As many of you may know, there are two ways of contacting Intel AMT: The remote network interface and the local LMS/HECI interface. These interfaces are very different; the remote interface that is available thru the wired and sometimes wireless Ethernet and is rich with features while the local Intel AMT interface is very limited. Intel AMT was designed this way from the start for security. Intel AMT acting as an IT agent on desktops and laptops could not be allowed to be meddled with by the local user or local applications that could try to use or deactivate Intel AMT. That at least was the original design intent.
Times have changed it seems and many users of Intel AMT don’t see local users and applications as being always hostile. There are many reasons why it would be very interesting to access all of the features of Intel AMT locally. For example
If the user changes the name of the computer is the OS, it would be nice to have a local agent sync up the Intel AMT network with the OS name automatically. This way, when the computer goes to sleep next, Intel AMT will report the correct new name.
Circuit breaker policies could be used as a local firewall implemented in hardware. Set it once and the gigabit network chip does all the filtering and counters at gigabit speeds.
On a mobile platform, wireless profiles could also be synched up automatically. The user adds a new wireless profile with a WPA key and this profile is automatically added to Intel AMT.
Enterprise provisioning of Intel AMT could be done entirely locally using local software removing the need for complicated centralized servers.
Instead of seeing the local user as hostile, the local application now cooperate to setup Intel AMT so that if something goes wrong, it’s ready to be used to recover the computer. All this and more would be possible if Intel AMT allows the local applications full access to all the remote interface features.
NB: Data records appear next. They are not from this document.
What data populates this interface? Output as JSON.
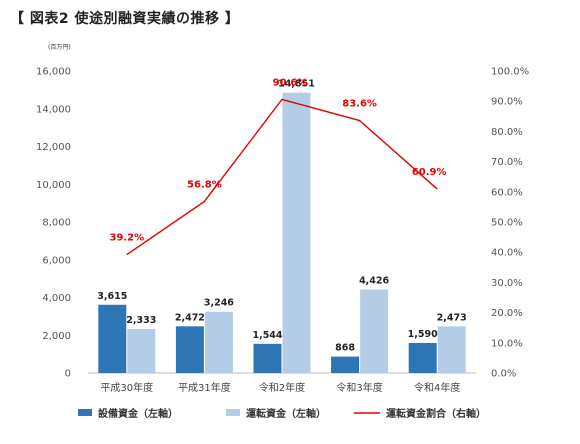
{
  "page": {
    "title": "【 図表2 使途別融資実績の推移 】"
  },
  "chart_data": {
    "type": "bar",
    "title": "",
    "y_unit_label": "(百万円)",
    "categories": [
      "平成30年度",
      "平成31年度",
      "令和2年度",
      "令和3年度",
      "令和4年度"
    ],
    "y_left": {
      "ylim": [
        0,
        16000
      ],
      "ticks": [
        0,
        2000,
        4000,
        6000,
        8000,
        10000,
        12000,
        14000,
        16000
      ],
      "tick_labels": [
        "0",
        "2,000",
        "4,000",
        "6,000",
        "8,000",
        "10,000",
        "12,000",
        "14,000",
        "16,000"
      ]
    },
    "y_right": {
      "ylim": [
        0,
        100
      ],
      "ticks": [
        0,
        10,
        20,
        30,
        40,
        50,
        60,
        70,
        80,
        90,
        100
      ],
      "tick_labels": [
        "0.0%",
        "10.0%",
        "20.0%",
        "30.0%",
        "40.0%",
        "50.0%",
        "60.0%",
        "70.0%",
        "80.0%",
        "90.0%",
        "100.0%"
      ]
    },
    "series": [
      {
        "name": "設備資金（左軸）",
        "type": "bar",
        "axis": "left",
        "color": "#2e75b6",
        "values": [
          3615,
          2472,
          1544,
          868,
          1590
        ],
        "labels": [
          "3,615",
          "2,472",
          "1,544",
          "868",
          "1,590"
        ]
      },
      {
        "name": "運転資金（左軸）",
        "type": "bar",
        "axis": "left",
        "color": "#b4cde6",
        "values": [
          2333,
          3246,
          14851,
          4426,
          2473
        ],
        "labels": [
          "2,333",
          "3,246",
          "14,851",
          "4,426",
          "2,473"
        ]
      },
      {
        "name": "運転資金割合（右軸）",
        "type": "line",
        "axis": "right",
        "color": "#e60000",
        "values": [
          39.2,
          56.8,
          90.6,
          83.6,
          60.9
        ],
        "labels": [
          "39.2%",
          "56.8%",
          "90.6%",
          "83.6%",
          "60.9%"
        ]
      }
    ],
    "grid": false,
    "legend_position": "bottom"
  }
}
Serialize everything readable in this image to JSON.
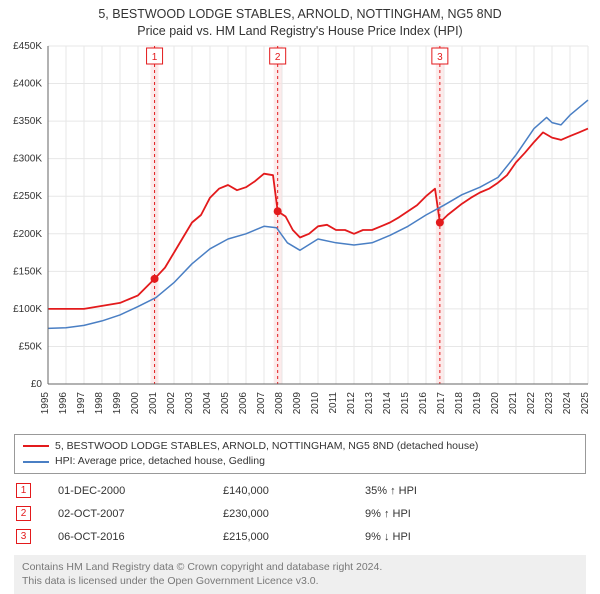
{
  "title": {
    "line1": "5, BESTWOOD LODGE STABLES, ARNOLD, NOTTINGHAM, NG5 8ND",
    "line2": "Price paid vs. HM Land Registry's House Price Index (HPI)"
  },
  "chart": {
    "type": "line",
    "background_color": "#ffffff",
    "plot_bg": "#ffffff",
    "grid_color": "#e7e7e7",
    "axis_color": "#666666",
    "tick_color": "#333333",
    "tick_fontsize": 10,
    "x": {
      "min": 1995,
      "max": 2025,
      "ticks": [
        1995,
        1996,
        1997,
        1998,
        1999,
        2000,
        2001,
        2002,
        2003,
        2004,
        2005,
        2006,
        2007,
        2008,
        2009,
        2010,
        2011,
        2012,
        2013,
        2014,
        2015,
        2016,
        2017,
        2018,
        2019,
        2020,
        2021,
        2022,
        2023,
        2024,
        2025
      ]
    },
    "y": {
      "min": 0,
      "max": 450000,
      "ticks": [
        0,
        50000,
        100000,
        150000,
        200000,
        250000,
        300000,
        350000,
        400000,
        450000
      ],
      "tick_labels": [
        "£0",
        "£50K",
        "£100K",
        "£150K",
        "£200K",
        "£250K",
        "£300K",
        "£350K",
        "£400K",
        "£450K"
      ]
    },
    "series": [
      {
        "name": "red",
        "color": "#e31a1c",
        "width": 1.8,
        "points": [
          [
            1995,
            100000
          ],
          [
            1996,
            100000
          ],
          [
            1997,
            100000
          ],
          [
            1998,
            104000
          ],
          [
            1999,
            108000
          ],
          [
            2000,
            118000
          ],
          [
            2000.92,
            140000
          ],
          [
            2001.5,
            155000
          ],
          [
            2002,
            175000
          ],
          [
            2002.5,
            195000
          ],
          [
            2003,
            215000
          ],
          [
            2003.5,
            225000
          ],
          [
            2004,
            248000
          ],
          [
            2004.5,
            260000
          ],
          [
            2005,
            265000
          ],
          [
            2005.5,
            258000
          ],
          [
            2006,
            262000
          ],
          [
            2006.5,
            270000
          ],
          [
            2007,
            280000
          ],
          [
            2007.5,
            278000
          ],
          [
            2007.76,
            230000
          ],
          [
            2008.2,
            223000
          ],
          [
            2008.6,
            205000
          ],
          [
            2009,
            195000
          ],
          [
            2009.5,
            200000
          ],
          [
            2010,
            210000
          ],
          [
            2010.5,
            212000
          ],
          [
            2011,
            205000
          ],
          [
            2011.5,
            205000
          ],
          [
            2012,
            200000
          ],
          [
            2012.5,
            205000
          ],
          [
            2013,
            205000
          ],
          [
            2013.5,
            210000
          ],
          [
            2014,
            215000
          ],
          [
            2014.5,
            222000
          ],
          [
            2015,
            230000
          ],
          [
            2015.5,
            238000
          ],
          [
            2016,
            250000
          ],
          [
            2016.5,
            260000
          ],
          [
            2016.77,
            215000
          ],
          [
            2017.2,
            225000
          ],
          [
            2018,
            240000
          ],
          [
            2018.5,
            248000
          ],
          [
            2019,
            255000
          ],
          [
            2019.5,
            260000
          ],
          [
            2020,
            268000
          ],
          [
            2020.5,
            278000
          ],
          [
            2021,
            295000
          ],
          [
            2021.5,
            308000
          ],
          [
            2022,
            322000
          ],
          [
            2022.5,
            335000
          ],
          [
            2023,
            328000
          ],
          [
            2023.5,
            325000
          ],
          [
            2024,
            330000
          ],
          [
            2024.5,
            335000
          ],
          [
            2025,
            340000
          ]
        ]
      },
      {
        "name": "blue",
        "color": "#4a7fc4",
        "width": 1.5,
        "points": [
          [
            1995,
            74000
          ],
          [
            1996,
            75000
          ],
          [
            1997,
            78000
          ],
          [
            1998,
            84000
          ],
          [
            1999,
            92000
          ],
          [
            2000,
            103000
          ],
          [
            2001,
            115000
          ],
          [
            2002,
            135000
          ],
          [
            2003,
            160000
          ],
          [
            2004,
            180000
          ],
          [
            2005,
            193000
          ],
          [
            2006,
            200000
          ],
          [
            2007,
            210000
          ],
          [
            2007.7,
            208000
          ],
          [
            2008.3,
            188000
          ],
          [
            2009,
            178000
          ],
          [
            2010,
            193000
          ],
          [
            2011,
            188000
          ],
          [
            2012,
            185000
          ],
          [
            2013,
            188000
          ],
          [
            2014,
            198000
          ],
          [
            2015,
            210000
          ],
          [
            2016,
            225000
          ],
          [
            2017,
            238000
          ],
          [
            2018,
            252000
          ],
          [
            2019,
            262000
          ],
          [
            2020,
            275000
          ],
          [
            2021,
            305000
          ],
          [
            2022,
            340000
          ],
          [
            2022.7,
            355000
          ],
          [
            2023,
            348000
          ],
          [
            2023.5,
            345000
          ],
          [
            2024,
            358000
          ],
          [
            2024.5,
            368000
          ],
          [
            2025,
            378000
          ]
        ]
      }
    ],
    "markers": [
      {
        "n": 1,
        "x": 2000.92,
        "y": 140000,
        "color": "#e31a1c",
        "band_color": "#fbe1e1"
      },
      {
        "n": 2,
        "x": 2007.76,
        "y": 230000,
        "color": "#e31a1c",
        "band_color": "#fbe1e1"
      },
      {
        "n": 3,
        "x": 2016.77,
        "y": 215000,
        "color": "#e31a1c",
        "band_color": "#fbe1e1"
      }
    ]
  },
  "legend": {
    "items": [
      {
        "color": "#e31a1c",
        "label": "5, BESTWOOD LODGE STABLES, ARNOLD, NOTTINGHAM, NG5 8ND (detached house)"
      },
      {
        "color": "#4a7fc4",
        "label": "HPI: Average price, detached house, Gedling"
      }
    ]
  },
  "transactions": [
    {
      "n": 1,
      "color": "#e31a1c",
      "date": "01-DEC-2000",
      "price": "£140,000",
      "delta": "35% ↑ HPI"
    },
    {
      "n": 2,
      "color": "#e31a1c",
      "date": "02-OCT-2007",
      "price": "£230,000",
      "delta": "9% ↑ HPI"
    },
    {
      "n": 3,
      "color": "#e31a1c",
      "date": "06-OCT-2016",
      "price": "£215,000",
      "delta": "9% ↓ HPI"
    }
  ],
  "attribution": {
    "line1": "Contains HM Land Registry data © Crown copyright and database right 2024.",
    "line2": "This data is licensed under the Open Government Licence v3.0."
  }
}
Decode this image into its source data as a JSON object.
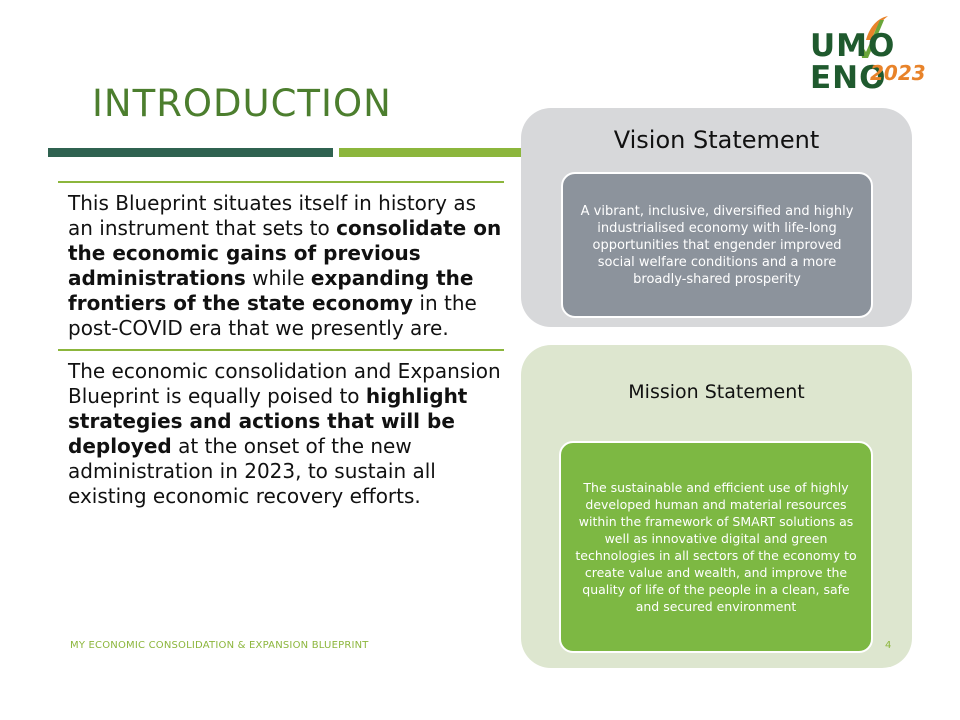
{
  "slide": {
    "title": "INTRODUCTION",
    "paragraphs": [
      {
        "runs": [
          {
            "text": "This Blueprint situates itself in history as an instrument that sets to ",
            "bold": false
          },
          {
            "text": "consolidate on the economic gains of previous administrations",
            "bold": true
          },
          {
            "text": " while ",
            "bold": false
          },
          {
            "text": "expanding the frontiers of the state economy",
            "bold": true
          },
          {
            "text": " in the post-COVID era that we presently are.",
            "bold": false
          }
        ]
      },
      {
        "runs": [
          {
            "text": "The economic consolidation and Expansion Blueprint is equally poised to ",
            "bold": false
          },
          {
            "text": "highlight strategies and actions that will be deployed",
            "bold": true
          },
          {
            "text": " at the onset of the new administration in 2023, to sustain all existing economic recovery efforts.",
            "bold": false
          }
        ]
      }
    ]
  },
  "vision": {
    "title": "Vision Statement",
    "text": "A vibrant, inclusive, diversified and highly industrialised economy with life-long opportunities that engender improved social welfare conditions and a more broadly-shared prosperity"
  },
  "mission": {
    "title": "Mission Statement",
    "text": "The sustainable and efficient use of highly developed human and material resources within the framework of SMART solutions as well as innovative digital and green technologies in all sectors of the economy to create value and wealth, and improve the quality of life of the people in a clean, safe and secured environment"
  },
  "logo": {
    "line1": "UMO",
    "line2": "ENO",
    "year": "2023",
    "icon": "campaign-logo-icon"
  },
  "footer": {
    "text": "MY ECONOMIC CONSOLIDATION & EXPANSION  BLUEPRINT",
    "page": "4"
  },
  "colors": {
    "title": "#4c7e2e",
    "accent_dark": "#2f6250",
    "accent_green": "#8cb63c",
    "vision_panel": "#d7d8da",
    "vision_inner": "#8c939c",
    "mission_panel": "#dde6cf",
    "mission_inner": "#7db843"
  }
}
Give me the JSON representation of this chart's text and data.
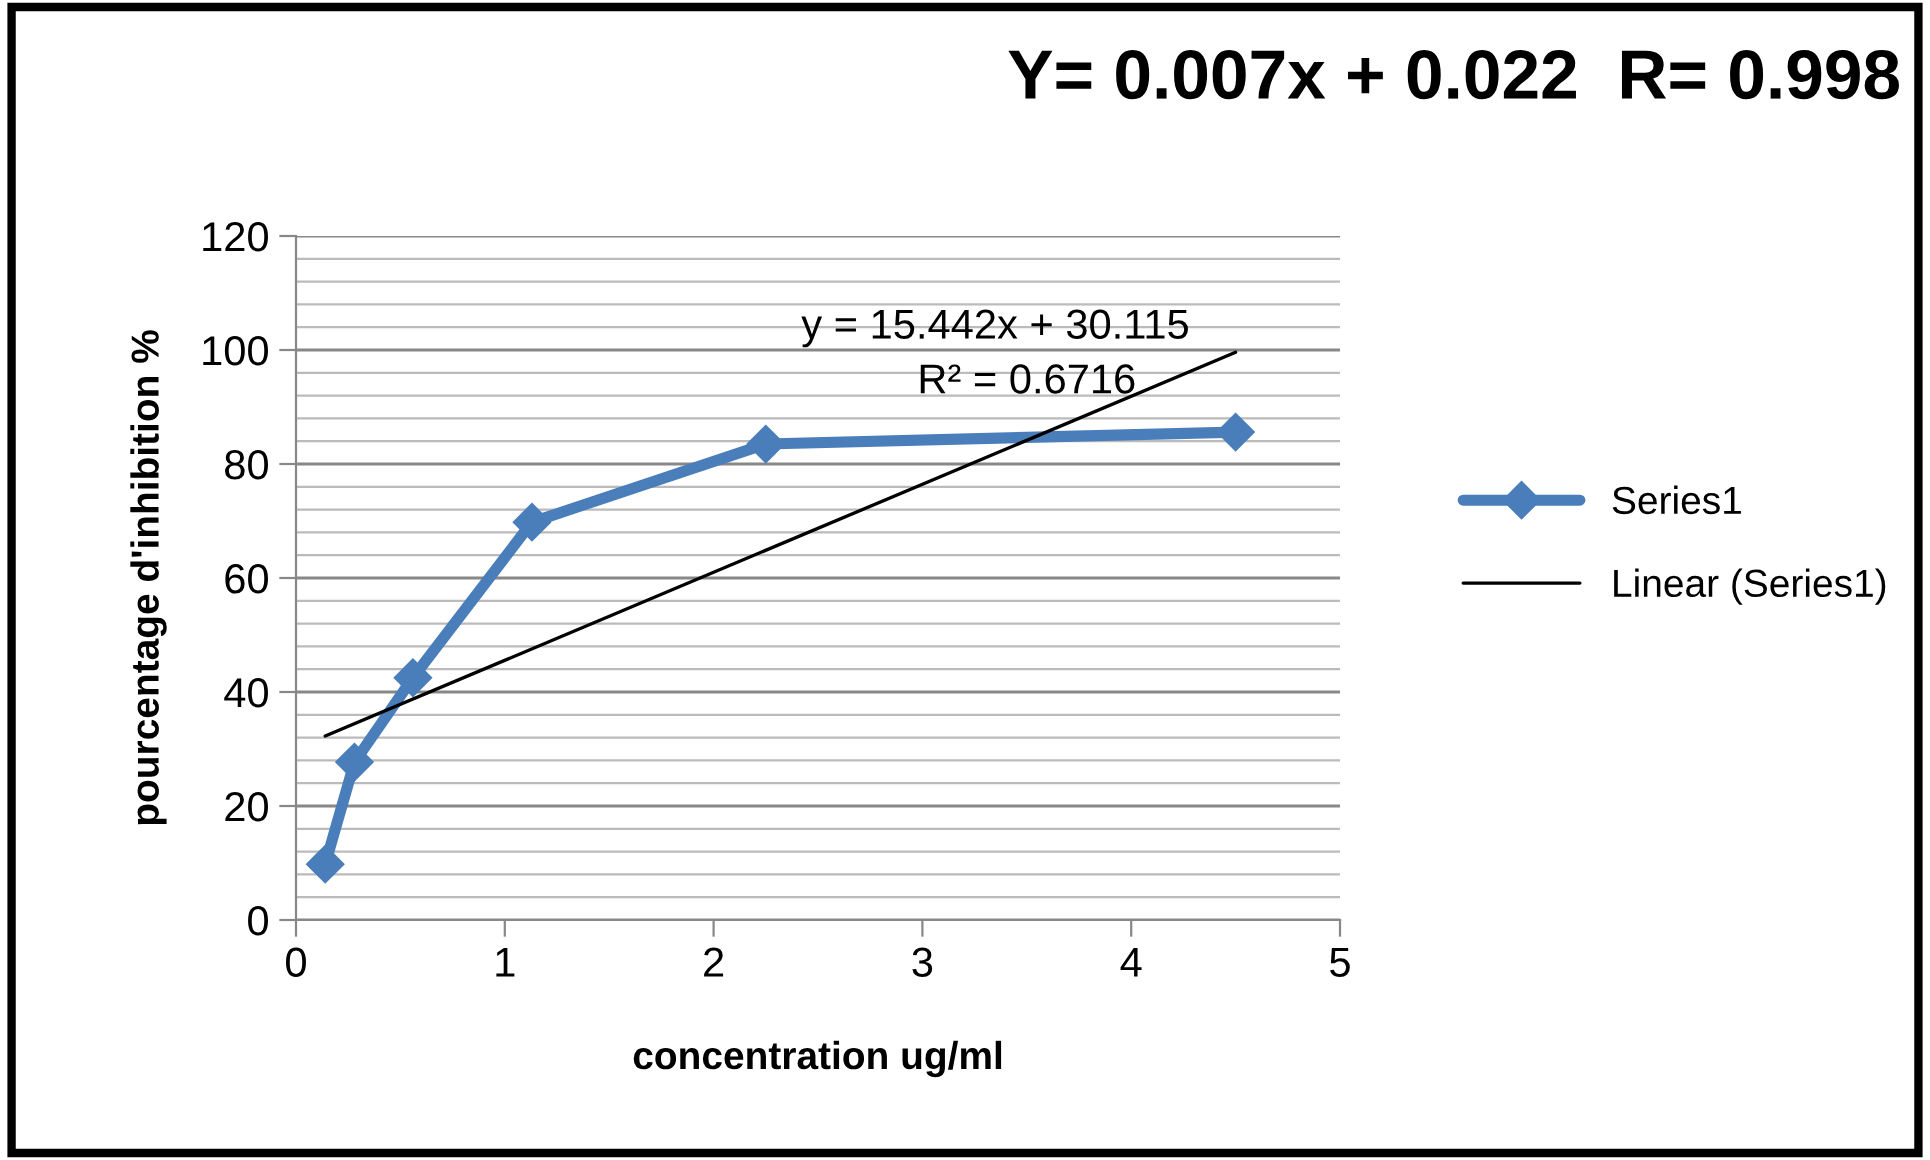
{
  "chart_data": {
    "type": "line",
    "title": "Y= 0.007x + 0.022  R= 0.998",
    "xlabel": "concentration ug/ml",
    "ylabel": "pourcentage d'inhibition %",
    "series": [
      {
        "name": "Series1",
        "color": "#4a7ebb",
        "x": [
          0.14,
          0.28,
          0.56,
          1.13,
          2.25,
          4.5
        ],
        "values": [
          9.8,
          27.7,
          42.5,
          69.8,
          83.5,
          85.6
        ],
        "marker": "diamond"
      },
      {
        "name": "Linear (Series1)",
        "color": "#000000",
        "x": [
          0.14,
          4.5
        ],
        "values": [
          32.28,
          99.6
        ],
        "marker": "none"
      }
    ],
    "annotations": [
      "y = 15.442x + 30.115",
      "R² = 0.6716"
    ],
    "xlim": [
      0,
      5
    ],
    "xticks": [
      0,
      1,
      2,
      3,
      4,
      5
    ],
    "ylim": [
      0,
      120
    ],
    "yticks": [
      0,
      20,
      40,
      60,
      80,
      100,
      120
    ],
    "grid": "y",
    "legend": "right"
  }
}
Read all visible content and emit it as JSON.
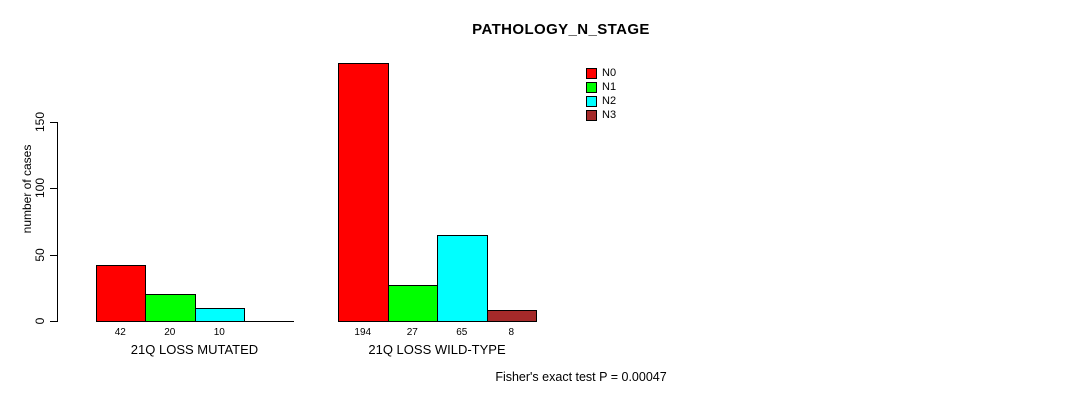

A local application can’t simply connect to TCP port 16992 or 16993 and access all of the Intel AMT features since the traffic has to flow thru the gigabit network interface. Connecting to 127.0.0.1 will not work, that will access the more limited local interface.
A solution is to use a reflection application like Intel DTK Network Reflector found in the Intel AMT DTK. This tool runs on a central always on server and simply reflects back all TCP connections back to the source on ports 16992 to 16995. Using this tool an Intel AMT console or even a web browser can connect to "http://reflector:16992" and log into its own Intel AMT remote services. However, there are issues with this solution: You need this reflector tool running and know where on the network it is running. Also, a rogue application could log into the remote interface and put an annoying circuit breaker policy to drop all packets, etc.
In the future, Intel AMT itself could be modified to allow all services on the local interface removing the need for the reflector. There are security considerations of course, but feedback from users of Intel AMT on this idea would be appreciated.